• Mar 27th 2009, 04:06 PM
Kaitosan
How is it possible that lim(x to infinity) sin(x/2)/x = 1/2? I thought it was zero.....? After all, the maximum value of the numerator is 1 in absolute value while the denominator approaches infinity, thus making the expression approaching zero.

So what's up guys? What am I missing?
• Mar 27th 2009, 04:13 PM
skeeter
Quote:

Originally Posted by Kaitosan
How is it possible that lim(x to infinity) sin(x/2)/x = 1/2? I thought it was zero.....? After all, the maximum value of the numerator is 1 in absolute value while the denominator approaches infinity, thus making the expression approaching zero.

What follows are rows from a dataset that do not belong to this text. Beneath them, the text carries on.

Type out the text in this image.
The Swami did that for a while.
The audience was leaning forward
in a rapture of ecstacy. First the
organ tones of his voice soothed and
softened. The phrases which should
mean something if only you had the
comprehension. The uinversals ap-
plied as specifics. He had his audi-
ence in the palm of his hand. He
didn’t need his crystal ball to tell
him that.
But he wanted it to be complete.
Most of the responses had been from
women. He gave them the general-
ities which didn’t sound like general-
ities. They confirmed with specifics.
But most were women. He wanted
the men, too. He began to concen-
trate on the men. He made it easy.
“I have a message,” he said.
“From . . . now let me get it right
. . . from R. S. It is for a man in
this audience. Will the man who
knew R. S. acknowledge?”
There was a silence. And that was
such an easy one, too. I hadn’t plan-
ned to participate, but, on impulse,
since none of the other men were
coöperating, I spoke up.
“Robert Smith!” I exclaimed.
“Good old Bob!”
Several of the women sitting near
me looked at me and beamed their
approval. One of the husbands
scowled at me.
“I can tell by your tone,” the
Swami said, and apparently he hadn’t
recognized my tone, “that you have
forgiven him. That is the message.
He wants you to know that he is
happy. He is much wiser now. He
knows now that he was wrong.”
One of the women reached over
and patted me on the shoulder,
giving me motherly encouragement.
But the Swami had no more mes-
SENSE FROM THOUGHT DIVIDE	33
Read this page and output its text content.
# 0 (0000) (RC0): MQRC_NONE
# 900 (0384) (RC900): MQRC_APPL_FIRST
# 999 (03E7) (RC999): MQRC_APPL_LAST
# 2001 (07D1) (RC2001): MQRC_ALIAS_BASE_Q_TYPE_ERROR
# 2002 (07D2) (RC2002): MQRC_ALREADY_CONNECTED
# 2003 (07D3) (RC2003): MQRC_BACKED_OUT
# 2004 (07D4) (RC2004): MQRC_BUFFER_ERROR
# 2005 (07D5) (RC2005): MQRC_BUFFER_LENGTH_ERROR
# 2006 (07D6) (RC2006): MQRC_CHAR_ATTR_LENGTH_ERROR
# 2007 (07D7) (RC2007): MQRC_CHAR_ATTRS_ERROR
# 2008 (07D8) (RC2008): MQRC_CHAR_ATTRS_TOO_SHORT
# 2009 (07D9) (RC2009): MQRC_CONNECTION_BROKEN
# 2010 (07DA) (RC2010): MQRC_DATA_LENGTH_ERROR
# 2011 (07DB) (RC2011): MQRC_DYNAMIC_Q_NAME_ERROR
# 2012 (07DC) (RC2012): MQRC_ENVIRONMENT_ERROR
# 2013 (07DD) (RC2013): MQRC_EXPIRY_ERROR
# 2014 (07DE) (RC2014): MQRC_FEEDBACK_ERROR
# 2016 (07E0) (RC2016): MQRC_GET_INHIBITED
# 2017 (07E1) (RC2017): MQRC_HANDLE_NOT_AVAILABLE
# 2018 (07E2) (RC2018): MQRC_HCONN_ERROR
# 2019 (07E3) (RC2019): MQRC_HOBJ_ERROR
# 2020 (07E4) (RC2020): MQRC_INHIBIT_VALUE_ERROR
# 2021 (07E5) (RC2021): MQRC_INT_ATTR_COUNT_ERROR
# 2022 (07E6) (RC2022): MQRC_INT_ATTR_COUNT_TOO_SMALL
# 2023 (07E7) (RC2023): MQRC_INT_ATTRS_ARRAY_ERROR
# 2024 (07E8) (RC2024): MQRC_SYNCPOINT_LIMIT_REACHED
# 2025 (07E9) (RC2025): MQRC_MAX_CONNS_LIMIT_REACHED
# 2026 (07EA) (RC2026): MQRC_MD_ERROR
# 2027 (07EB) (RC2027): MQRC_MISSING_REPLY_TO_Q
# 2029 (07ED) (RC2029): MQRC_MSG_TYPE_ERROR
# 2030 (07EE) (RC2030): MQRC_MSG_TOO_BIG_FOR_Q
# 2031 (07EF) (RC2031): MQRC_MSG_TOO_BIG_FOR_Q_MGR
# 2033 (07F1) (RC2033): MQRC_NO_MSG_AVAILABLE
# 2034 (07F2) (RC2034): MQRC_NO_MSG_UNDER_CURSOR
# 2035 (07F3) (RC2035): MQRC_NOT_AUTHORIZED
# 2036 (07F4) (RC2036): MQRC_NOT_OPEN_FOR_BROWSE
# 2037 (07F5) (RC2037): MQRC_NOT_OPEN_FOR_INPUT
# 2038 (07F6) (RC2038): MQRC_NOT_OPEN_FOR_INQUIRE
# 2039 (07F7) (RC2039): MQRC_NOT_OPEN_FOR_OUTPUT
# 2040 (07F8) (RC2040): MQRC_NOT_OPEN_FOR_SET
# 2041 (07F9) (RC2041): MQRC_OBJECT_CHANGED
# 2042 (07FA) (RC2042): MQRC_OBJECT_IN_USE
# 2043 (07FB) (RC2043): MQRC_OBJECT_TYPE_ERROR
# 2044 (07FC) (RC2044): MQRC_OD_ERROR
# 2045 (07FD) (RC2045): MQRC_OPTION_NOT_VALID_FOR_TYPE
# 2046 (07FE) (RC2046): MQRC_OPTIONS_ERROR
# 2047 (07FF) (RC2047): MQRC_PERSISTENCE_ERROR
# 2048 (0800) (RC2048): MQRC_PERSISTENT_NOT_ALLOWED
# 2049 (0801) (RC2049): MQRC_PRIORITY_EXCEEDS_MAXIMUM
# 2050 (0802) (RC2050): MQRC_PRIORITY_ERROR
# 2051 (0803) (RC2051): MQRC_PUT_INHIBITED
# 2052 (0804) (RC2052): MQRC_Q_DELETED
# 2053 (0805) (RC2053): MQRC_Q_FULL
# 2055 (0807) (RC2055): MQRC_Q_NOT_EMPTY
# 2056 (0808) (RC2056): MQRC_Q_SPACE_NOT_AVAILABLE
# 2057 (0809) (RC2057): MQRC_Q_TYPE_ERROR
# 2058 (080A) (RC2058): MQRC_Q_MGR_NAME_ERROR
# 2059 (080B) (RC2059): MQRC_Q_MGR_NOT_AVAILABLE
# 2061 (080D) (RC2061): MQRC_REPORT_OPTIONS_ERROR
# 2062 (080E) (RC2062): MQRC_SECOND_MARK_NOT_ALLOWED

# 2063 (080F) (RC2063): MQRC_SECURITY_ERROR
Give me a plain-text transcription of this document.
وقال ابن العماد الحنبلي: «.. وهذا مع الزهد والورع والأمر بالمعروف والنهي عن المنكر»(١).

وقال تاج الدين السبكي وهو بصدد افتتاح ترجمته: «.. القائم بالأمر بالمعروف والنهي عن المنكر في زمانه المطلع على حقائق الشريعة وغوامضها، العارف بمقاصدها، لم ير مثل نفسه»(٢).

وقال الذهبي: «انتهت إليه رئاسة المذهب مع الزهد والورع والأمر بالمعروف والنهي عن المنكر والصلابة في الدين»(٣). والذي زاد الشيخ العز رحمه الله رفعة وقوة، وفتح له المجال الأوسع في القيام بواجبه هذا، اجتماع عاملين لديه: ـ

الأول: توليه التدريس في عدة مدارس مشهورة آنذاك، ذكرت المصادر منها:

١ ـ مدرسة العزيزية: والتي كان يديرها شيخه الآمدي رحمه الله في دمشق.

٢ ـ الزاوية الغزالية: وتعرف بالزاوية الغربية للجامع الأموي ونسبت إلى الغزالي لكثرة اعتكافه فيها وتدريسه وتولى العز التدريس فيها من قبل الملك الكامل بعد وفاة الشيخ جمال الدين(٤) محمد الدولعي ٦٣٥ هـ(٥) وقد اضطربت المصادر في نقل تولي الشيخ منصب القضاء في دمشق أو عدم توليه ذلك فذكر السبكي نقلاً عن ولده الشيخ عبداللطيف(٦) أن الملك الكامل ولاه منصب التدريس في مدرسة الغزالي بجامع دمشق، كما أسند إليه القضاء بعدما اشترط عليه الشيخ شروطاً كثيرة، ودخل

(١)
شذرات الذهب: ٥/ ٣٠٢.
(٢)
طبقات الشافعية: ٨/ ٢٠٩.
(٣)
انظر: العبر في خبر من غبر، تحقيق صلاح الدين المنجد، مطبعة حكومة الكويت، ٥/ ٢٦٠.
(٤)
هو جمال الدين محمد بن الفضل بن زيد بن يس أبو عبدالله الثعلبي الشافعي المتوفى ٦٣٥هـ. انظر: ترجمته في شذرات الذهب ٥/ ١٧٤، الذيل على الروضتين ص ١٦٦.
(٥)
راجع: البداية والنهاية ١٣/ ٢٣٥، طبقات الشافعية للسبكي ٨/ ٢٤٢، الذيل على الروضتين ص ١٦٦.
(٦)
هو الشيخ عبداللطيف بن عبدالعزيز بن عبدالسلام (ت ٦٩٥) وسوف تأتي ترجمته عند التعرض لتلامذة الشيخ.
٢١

So what's up guys? What am I missing?

$\displaystyle \lim_{x \to 0} \frac{\sin\left(\frac{x}{2}\right)}{x} = \frac{1}{2}$

not $\displaystyle x \to \infty$

must be a misprint.
• Mar 27th 2009, 04:48 PM
matheagle
$\displaystyle \lim_{x\to\infty}{\sin x\over x}=0$ while $\displaystyle \lim_{x\to 0}{\sin x\over x}=1$

giving you $\displaystyle \lim_{x\to 0}{\sin(x/2)\over x}=1/2$

SO which one do you want?
• Mar 27th 2009, 09:52 PM
Kaitosan
Guys! I didn't misprint.

It's lim(x to infinity) sin(x/2)/x. The book must be wrong then.
• Mar 27th 2009, 09:59 PM
matheagle
Then $\displaystyle {-1\over x} \le {\sin (x/2)\over x} \le {1\over x}$ and since $\displaystyle {1\over x}\to 0$ as $\displaystyle x\to \infty$ the limit is zero.
• Mar 28th 2009, 09:37 AM
stapel
If the limit is being taken as x goes to infinity, then you are correct.

I suspect that there is a typo in the book, and that the limit was supposed to have been "as x tends toward zero". If so, then the book's answer would have been correct. (Wink)